Não demorou muito pros sinais “estranhos” aparecerem na minha frente. Marina tinha uma filha, mas morava em Fortaleza, do outro lado do país. Ela disse que a filha era criada pelo pai. Eu estranhava: mães não abandonam filhos pelo mundo. A frieza de Marina aos poucos me incomodava. Porque não era só isso, era realmente uma garota fria e materialista. Só falava de grana. Raramente falava da família, mas quando acontecia, era só grana, grana, grana, compras, compras... A coisa só mudava de figura quando a gente transava.
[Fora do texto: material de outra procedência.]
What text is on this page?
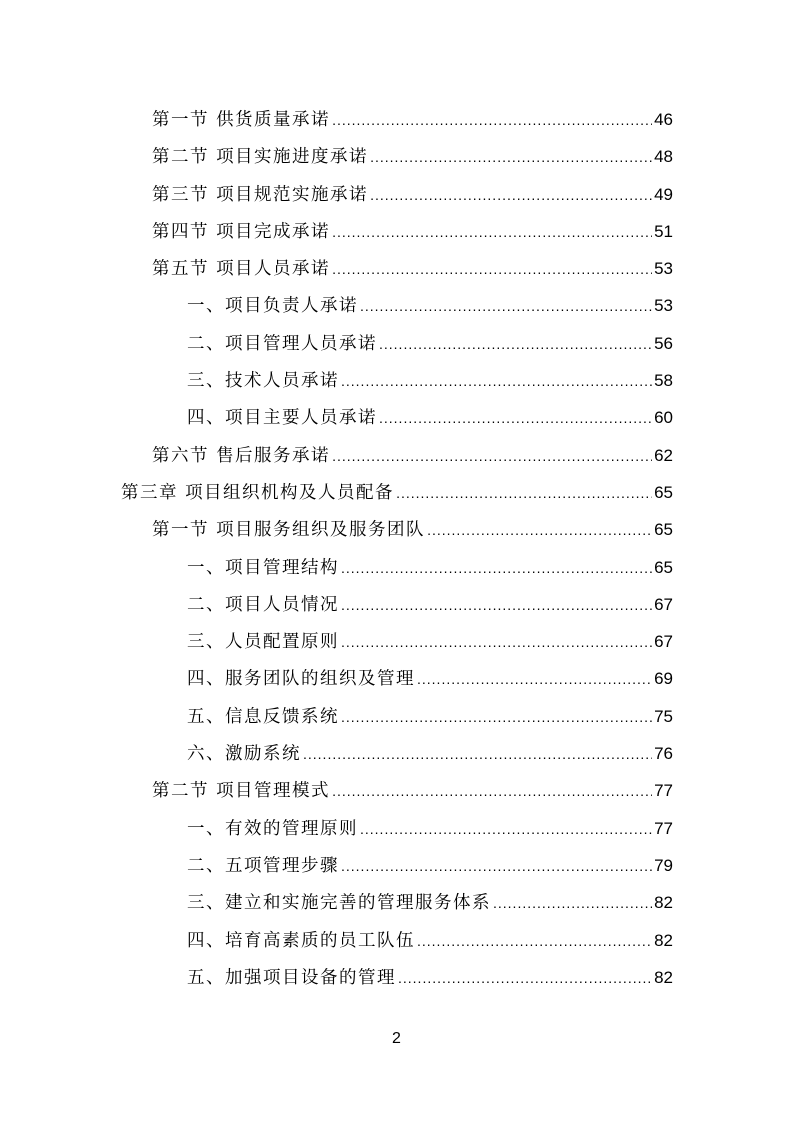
第一节 供货质量承诺 .....	46
第二节 项目实施进度承诺 .....	48
第三节 项目规范实施承诺 .....	49
第四节 项目完成承诺 .....	51
第五节 项目人员承诺 .....	53
一、项目负责人承诺 .....	53
二、项目管理人员承诺 .....	56
三、技术人员承诺 .....	58
四、项目主要人员承诺 .....	60
第六节 售后服务承诺 .....	62
第三章 项目组织机构及人员配备 .....	65
第一节 项目服务组织及服务团队 .....	65
一、项目管理结构 .....	65
二、项目人员情况 .....	67
三、人员配置原则 .....	67
四、服务团队的组织及管理 .....	69
五、信息反馈系统 .....	75
六、激励系统 .....	76
第二节 项目管理模式 .....	77
一、有效的管理原则 .....	77
二、五项管理步骤 .....	79
三、建立和实施完善的管理服务体系 .....	82
四、培育高素质的员工队伍 .....	82
五、加强项目设备的管理 .....	82
2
Eu já dava sinais de irritação. Onde se viu marcar horário pra se encontrar com a “namorada”? Sim, no momento já estávamos com três meses de namoro, quase quatro. E isso me deixava puto mesmo. Era rotina. Eu ligava pra Marina cheio de carinhos, ela me atendia bem seca. Perguntava quando podíamos nos encontrar, ela falava como se fosse uma puta arranjando espaço na agenda. Fora quando a gente se encontrava ela num era capaz de dar nem um “oi”. Parecia uma colega distante. O que me consolava eram as noites de sexo, Lucky Strike e cervejas importadas no seu apartamento.
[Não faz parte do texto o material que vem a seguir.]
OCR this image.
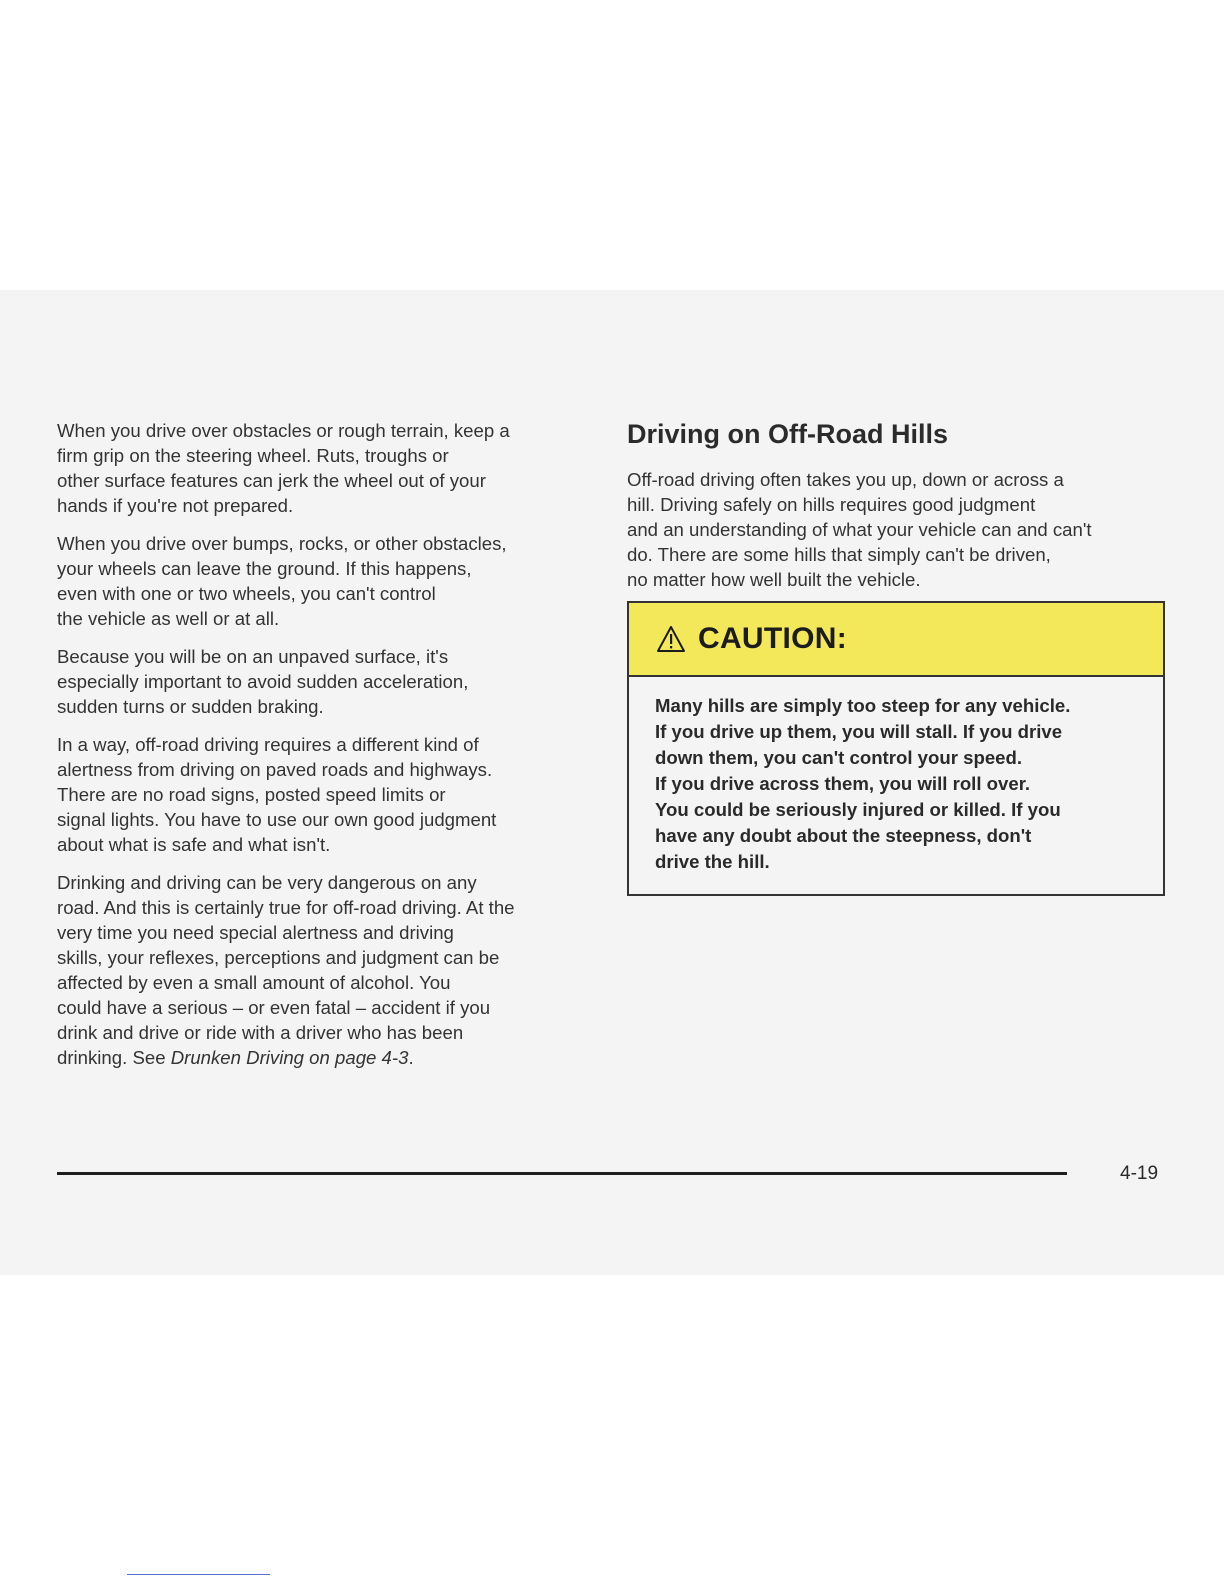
When you drive over obstacles or rough terrain, keep a
firm grip on the steering wheel. Ruts, troughs or
other surface features can jerk the wheel out of your
hands if you're not prepared.

When you drive over bumps, rocks, or other obstacles,
your wheels can leave the ground. If this happens,
even with one or two wheels, you can't control
the vehicle as well or at all.

Because you will be on an unpaved surface, it's
especially important to avoid sudden acceleration,
sudden turns or sudden braking.

In a way, off-road driving requires a different kind of
alertness from driving on paved roads and highways.
There are no road signs, posted speed limits or
signal lights. You have to use our own good judgment
about what is safe and what isn't.

Drinking and driving can be very dangerous on any
road. And this is certainly true for off-road driving. At the
very time you need special alertness and driving
skills, your reflexes, perceptions and judgment can be
affected by even a small amount of alcohol. You
could have a serious – or even fatal – accident if you
drink and drive or ride with a driver who has been
drinking. See Drunken Driving on page 4-3.

Driving on Off-Road Hills

Off-road driving often takes you up, down or across a
hill. Driving safely on hills requires good judgment
and an understanding of what your vehicle can and can't
do. There are some hills that simply can't be driven,
no matter how well built the vehicle.

CAUTION:
Many hills are simply too steep for any vehicle.
If you drive up them, you will stall. If you drive
down them, you can't control your speed.
If you drive across them, you will roll over.
You could be seriously injured or killed. If you
have any doubt about the steepness, don't
drive the hill.
4-19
Uma vez, no meu trabalho, estava conversando com uma colega, ela devia ter uns 50 anos e parecia àquelas tias coroas que distribuíam conselhos como souvenir. A gente sempre bebia depois do expediente. Era uma baita guerreira, gente boa, cheia de experiência. Ela tinha um sotaque baiano bem divertido e depois de contar o meu resumo da ópera, ela disparou a queima roupa: “porra cara, pra mim quem faz essa de marcar hora pra ver namorado pra mim é rapariga da porra! (porra pra ela parecia vírgula e eu adorava isso) Puta mesmo! Cai fora que o barco ta afundando rapaz. Espero que saiba nadar. Essa num vale meio quilo!” Entendi o recado, repleto de metáforas e afins. Mas num deixava de ser tão direto como um soco do Acelino Freitas. Precisava mesmo ouvir isso.
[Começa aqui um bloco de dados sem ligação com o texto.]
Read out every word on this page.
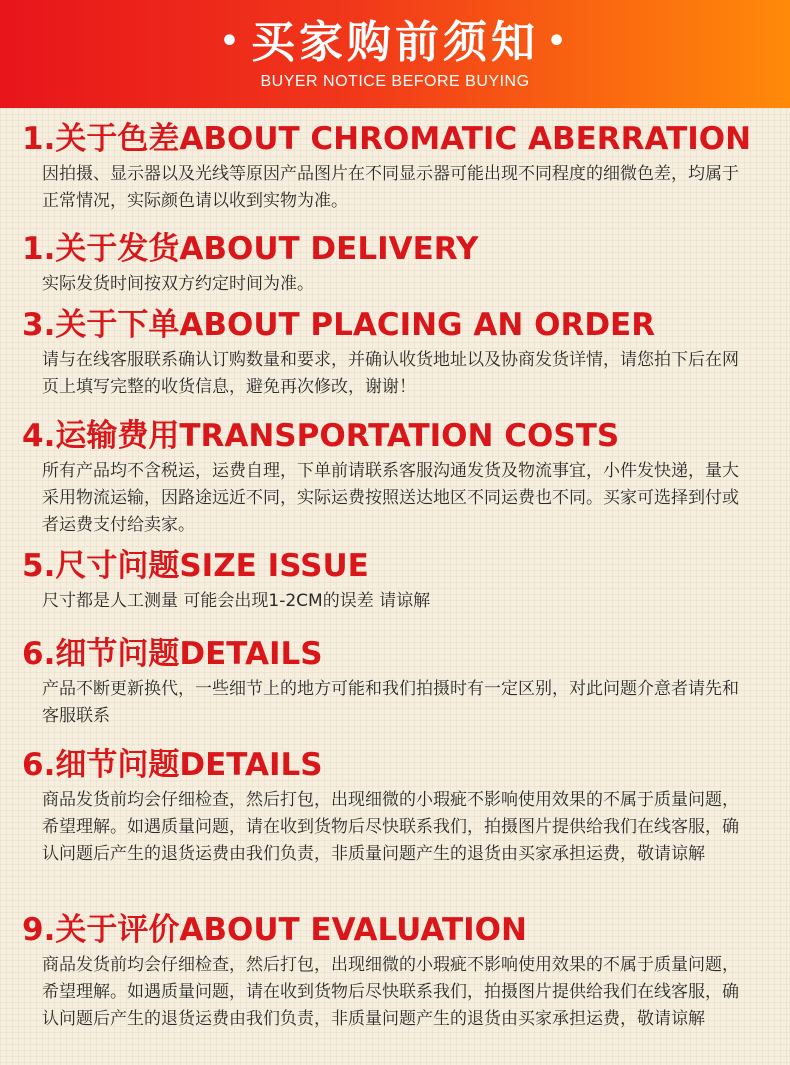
• 买家购前须知 •
BUYER NOTICE BEFORE BUYING
1.关于色差ABOUT CHROMATIC ABERRATION

因拍摄、显示器以及光线等原因产品图片在不同显示器可能出现不同程度的细微色差，均属于正常情况，实际颜色请以收到实物为准。

1.关于发货ABOUT DELIVERY

实际发货时间按双方约定时间为准。

3.关于下单ABOUT PLACING AN ORDER

请与在线客服联系确认订购数量和要求，并确认收货地址以及协商发货详情，请您拍下后在网页上填写完整的收货信息，避免再次修改，谢谢！

4.运输费用TRANSPORTATION COSTS

所有产品均不含税运，运费自理，下单前请联系客服沟通发货及物流事宜，小件发快递，量大采用物流运输，因路途远近不同，实际运费按照送达地区不同运费也不同。买家可选择到付或者运费支付给卖家。

5.尺寸问题SIZE ISSUE

尺寸都是人工测量 可能会出现1-2CM的误差 请谅解

6.细节问题DETAILS

产品不断更新换代，一些细节上的地方可能和我们拍摄时有一定区别，对此问题介意者请先和客服联系

6.细节问题DETAILS

商品发货前均会仔细检查，然后打包，出现细微的小瑕疵不影响使用效果的不属于质量问题，希望理解。如遇质量问题，请在收到货物后尽快联系我们，拍摄图片提供给我们在线客服，确认问题后产生的退货运费由我们负责，非质量问题产生的退货由买家承担运费，敬请谅解

9.关于评价ABOUT EVALUATION

商品发货前均会仔细检查，然后打包，出现细微的小瑕疵不影响使用效果的不属于质量问题，希望理解。如遇质量问题，请在收到货物后尽快联系我们，拍摄图片提供给我们在线客服，确认问题后产生的退货运费由我们负责，非质量问题产生的退货由买家承担运费，敬请谅解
Esse relacionamento já se sustentava à base de sexo e mais nada. Mas nem isso tava dando mais vazão. Já estava ficando de saco cheio daquela maneira fria e calculista. Pessoas bem próximas reparavam e me alertavam a respeito desse jeito estranho dela. Aliás, eram pouquíssimas pessoas que sabiam desse relacionamento. Poucas mesmo. Ela se esquivava sempre. Algo precisava ser feito. Precisava de ares novos. Estava puto ao extremo. Juntei meus trapos e me mandei pra São Paulo sem ela saber. Liguei o foda-se!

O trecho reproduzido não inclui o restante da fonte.